Sikap mental bagaikan orang terkepung sebagai bentuk dari kelemahan individu ataupun satu kelompok hampir menghingapi berbagai tingkat dan strata, usia, pendidikan manusia. Sikap, perbuatan dan reaksi yang dimuculkan oleh orang-orang yang mengidap kelainan mental (mental terkepung) ditandai dengan kecurigaan yang berlebihan, selalu gusar, kecewa, sinis cemas yang over dosis, sangat mudah menyalahkan orang lain atau kelompok lain, memberikan reaksi yang kejam,begis dan kadang-kadang tidak mengindahkan norma-nomar hukum, sosial, agama dan kemanusiaan.

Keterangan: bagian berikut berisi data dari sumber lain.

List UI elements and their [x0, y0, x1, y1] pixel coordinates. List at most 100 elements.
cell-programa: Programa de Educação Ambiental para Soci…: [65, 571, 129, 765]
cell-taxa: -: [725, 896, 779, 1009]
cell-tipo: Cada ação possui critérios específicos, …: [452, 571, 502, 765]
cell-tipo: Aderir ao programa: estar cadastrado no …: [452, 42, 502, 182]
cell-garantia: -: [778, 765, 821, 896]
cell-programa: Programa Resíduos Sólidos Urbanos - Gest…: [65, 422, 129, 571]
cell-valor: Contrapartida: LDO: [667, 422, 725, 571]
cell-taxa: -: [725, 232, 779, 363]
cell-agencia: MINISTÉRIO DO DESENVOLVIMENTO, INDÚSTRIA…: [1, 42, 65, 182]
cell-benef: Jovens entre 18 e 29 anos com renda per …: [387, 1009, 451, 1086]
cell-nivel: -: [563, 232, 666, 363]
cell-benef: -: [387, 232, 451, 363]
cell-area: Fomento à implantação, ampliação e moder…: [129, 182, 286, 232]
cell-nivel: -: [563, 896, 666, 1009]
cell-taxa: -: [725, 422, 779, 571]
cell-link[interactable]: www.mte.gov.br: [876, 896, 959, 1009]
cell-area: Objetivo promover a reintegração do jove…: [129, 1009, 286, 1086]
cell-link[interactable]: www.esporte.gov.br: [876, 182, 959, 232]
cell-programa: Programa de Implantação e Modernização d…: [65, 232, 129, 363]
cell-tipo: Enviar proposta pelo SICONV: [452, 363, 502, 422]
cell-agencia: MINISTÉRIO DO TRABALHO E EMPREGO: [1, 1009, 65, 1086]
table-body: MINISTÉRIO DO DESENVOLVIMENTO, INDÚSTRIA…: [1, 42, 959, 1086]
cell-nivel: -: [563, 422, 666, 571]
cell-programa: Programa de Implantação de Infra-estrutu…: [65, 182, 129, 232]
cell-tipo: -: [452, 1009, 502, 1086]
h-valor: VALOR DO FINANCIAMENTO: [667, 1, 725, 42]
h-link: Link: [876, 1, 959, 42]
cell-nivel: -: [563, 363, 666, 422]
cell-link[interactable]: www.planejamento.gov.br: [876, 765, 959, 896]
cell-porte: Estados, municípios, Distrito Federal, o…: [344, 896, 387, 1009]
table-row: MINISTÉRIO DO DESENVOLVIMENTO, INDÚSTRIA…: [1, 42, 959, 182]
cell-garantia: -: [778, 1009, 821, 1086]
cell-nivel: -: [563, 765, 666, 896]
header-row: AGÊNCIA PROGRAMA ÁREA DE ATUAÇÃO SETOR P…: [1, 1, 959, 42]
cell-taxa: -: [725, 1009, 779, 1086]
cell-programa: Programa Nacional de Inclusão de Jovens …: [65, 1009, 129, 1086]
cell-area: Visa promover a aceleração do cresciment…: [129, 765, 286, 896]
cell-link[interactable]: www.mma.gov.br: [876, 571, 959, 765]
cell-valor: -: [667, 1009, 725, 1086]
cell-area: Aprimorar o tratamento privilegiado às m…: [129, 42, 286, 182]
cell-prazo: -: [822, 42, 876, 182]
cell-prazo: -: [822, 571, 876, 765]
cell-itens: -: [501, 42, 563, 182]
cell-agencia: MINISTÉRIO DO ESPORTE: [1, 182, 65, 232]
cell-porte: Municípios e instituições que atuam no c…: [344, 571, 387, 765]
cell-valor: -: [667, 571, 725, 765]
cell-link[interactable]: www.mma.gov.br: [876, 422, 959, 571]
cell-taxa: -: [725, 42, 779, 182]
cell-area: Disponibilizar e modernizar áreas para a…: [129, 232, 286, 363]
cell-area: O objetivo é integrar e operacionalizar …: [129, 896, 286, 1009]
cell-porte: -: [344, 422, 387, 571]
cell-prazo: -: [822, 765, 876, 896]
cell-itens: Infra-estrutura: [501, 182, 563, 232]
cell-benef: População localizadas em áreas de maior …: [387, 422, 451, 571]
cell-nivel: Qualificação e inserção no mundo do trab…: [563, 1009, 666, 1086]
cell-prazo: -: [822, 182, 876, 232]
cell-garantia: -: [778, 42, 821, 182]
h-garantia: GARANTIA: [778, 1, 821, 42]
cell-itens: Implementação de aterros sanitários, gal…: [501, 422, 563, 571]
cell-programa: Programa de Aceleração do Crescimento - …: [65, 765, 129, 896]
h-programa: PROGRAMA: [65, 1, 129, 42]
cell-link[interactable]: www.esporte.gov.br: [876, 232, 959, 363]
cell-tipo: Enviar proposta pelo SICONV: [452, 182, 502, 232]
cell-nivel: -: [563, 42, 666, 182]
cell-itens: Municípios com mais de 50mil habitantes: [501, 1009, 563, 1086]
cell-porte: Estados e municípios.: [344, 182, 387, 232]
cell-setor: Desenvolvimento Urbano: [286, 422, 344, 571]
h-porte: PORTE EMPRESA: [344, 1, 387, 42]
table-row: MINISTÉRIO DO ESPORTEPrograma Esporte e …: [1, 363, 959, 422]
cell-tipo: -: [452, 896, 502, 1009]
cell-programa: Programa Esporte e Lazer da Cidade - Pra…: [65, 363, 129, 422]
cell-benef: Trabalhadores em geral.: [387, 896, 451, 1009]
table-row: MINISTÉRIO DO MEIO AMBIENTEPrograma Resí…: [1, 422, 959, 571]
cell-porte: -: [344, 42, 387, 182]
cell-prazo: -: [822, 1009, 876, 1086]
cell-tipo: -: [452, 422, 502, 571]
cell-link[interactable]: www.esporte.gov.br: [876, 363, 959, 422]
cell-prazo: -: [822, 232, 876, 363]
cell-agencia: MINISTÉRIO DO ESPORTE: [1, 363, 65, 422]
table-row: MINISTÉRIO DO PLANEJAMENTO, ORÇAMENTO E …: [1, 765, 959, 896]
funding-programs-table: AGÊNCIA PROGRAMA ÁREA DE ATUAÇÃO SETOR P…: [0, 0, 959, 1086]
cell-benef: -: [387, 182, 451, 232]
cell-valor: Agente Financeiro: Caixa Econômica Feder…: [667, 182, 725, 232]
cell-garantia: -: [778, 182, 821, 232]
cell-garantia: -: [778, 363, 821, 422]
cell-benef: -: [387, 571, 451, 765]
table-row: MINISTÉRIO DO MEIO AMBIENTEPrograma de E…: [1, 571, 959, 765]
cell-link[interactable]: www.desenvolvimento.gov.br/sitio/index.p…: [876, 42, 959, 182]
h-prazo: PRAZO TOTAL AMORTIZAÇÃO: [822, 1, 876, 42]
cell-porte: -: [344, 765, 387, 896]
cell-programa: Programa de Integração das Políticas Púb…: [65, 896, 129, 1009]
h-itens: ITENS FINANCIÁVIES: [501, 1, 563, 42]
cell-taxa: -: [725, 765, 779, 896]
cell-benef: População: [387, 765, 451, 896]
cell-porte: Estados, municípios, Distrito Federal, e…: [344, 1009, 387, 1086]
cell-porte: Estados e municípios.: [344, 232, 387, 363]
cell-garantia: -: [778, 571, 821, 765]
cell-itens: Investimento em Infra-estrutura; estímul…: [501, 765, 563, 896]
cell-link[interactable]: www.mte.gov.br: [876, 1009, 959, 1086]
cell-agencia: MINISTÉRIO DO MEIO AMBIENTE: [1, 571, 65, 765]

Ketika perubahan kehidupan dalam berbagai lapangan berjalan begitu cepat, banyak sekali individu dan kelompok yang tidak siap dan tidak cukup modal memasuki ranah kehidupan yang begitu komplek dan terbuka. Kemapanan yang didapatkan melalui proteksi kekuasaan, baik kekuasaan formal struktural yaitu pemerintah mamupun kekuasaan non formal kultural yaitu masyarakat, telah menghanyut sikap keluwesan, kecerdasan dan kecendikiawan yang arif dan kuat.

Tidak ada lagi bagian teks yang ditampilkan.